Drifting, South: The economics behind a Chinese film's international win
As Drifting, South, a 16 mm short-film directed by Chinese director Zhang Di, has just won the Winner award in the Short Film International Competition at Riga International Film Festival 2025 in Latvia, its true story may be economic — a micro-budget project that turned damaged footage and a missing scene into an overseas cash-point.
With jurors praising its "fleeting connections", Drifting, South focuses on the brief intersection of three marginalized figures on Xiaobei Road in Guangzhou, Guangdong province, but witnessed its unnoticed pivot being made in post-production by Chinese editor Yuntong "Hazel" Dai, now Los-Angeles-based.
Dai, whose "narrative reconstruction and tech repair" is being considered to have re-energized China's arthouse sector, replaced re-shoots with "post directing" and swapped expensive global sharpening for artificial intelligence-assisted local repair.

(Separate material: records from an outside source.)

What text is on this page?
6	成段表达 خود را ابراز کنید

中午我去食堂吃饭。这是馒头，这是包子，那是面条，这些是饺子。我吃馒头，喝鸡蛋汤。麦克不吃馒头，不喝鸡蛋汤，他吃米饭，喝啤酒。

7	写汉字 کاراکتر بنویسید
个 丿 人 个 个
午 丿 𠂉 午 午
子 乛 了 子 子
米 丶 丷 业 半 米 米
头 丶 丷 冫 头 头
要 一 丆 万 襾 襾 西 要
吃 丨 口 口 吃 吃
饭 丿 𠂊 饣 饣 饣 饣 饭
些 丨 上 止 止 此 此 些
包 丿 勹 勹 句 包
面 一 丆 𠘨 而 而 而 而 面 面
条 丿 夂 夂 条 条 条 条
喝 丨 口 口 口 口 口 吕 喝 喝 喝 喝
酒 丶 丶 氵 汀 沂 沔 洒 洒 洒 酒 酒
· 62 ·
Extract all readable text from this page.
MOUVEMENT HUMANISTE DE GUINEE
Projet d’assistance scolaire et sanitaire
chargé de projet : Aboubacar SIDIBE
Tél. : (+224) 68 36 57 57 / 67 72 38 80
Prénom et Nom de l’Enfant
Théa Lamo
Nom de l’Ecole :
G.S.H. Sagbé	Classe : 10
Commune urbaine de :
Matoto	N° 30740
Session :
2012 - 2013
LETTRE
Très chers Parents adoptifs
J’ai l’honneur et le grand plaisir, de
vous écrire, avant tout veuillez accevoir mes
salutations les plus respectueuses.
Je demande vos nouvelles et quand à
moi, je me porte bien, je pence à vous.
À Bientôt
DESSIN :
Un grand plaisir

Her workflow is already being imitated by Chinese film editors as a low-cost insurance policy against gaps, defects, and festival deadlines.
The RIGA IFF trophy gives the film potential overseas sales heat and raises the international exposure of director Zhang (whose previous project was already Venice-selected) and her team.
The film once had a production crisis, as two narrative scenes were never filmed. Conventional reshoots meant re-blocking locations, rehiring actors, and blowing the already tiny budget.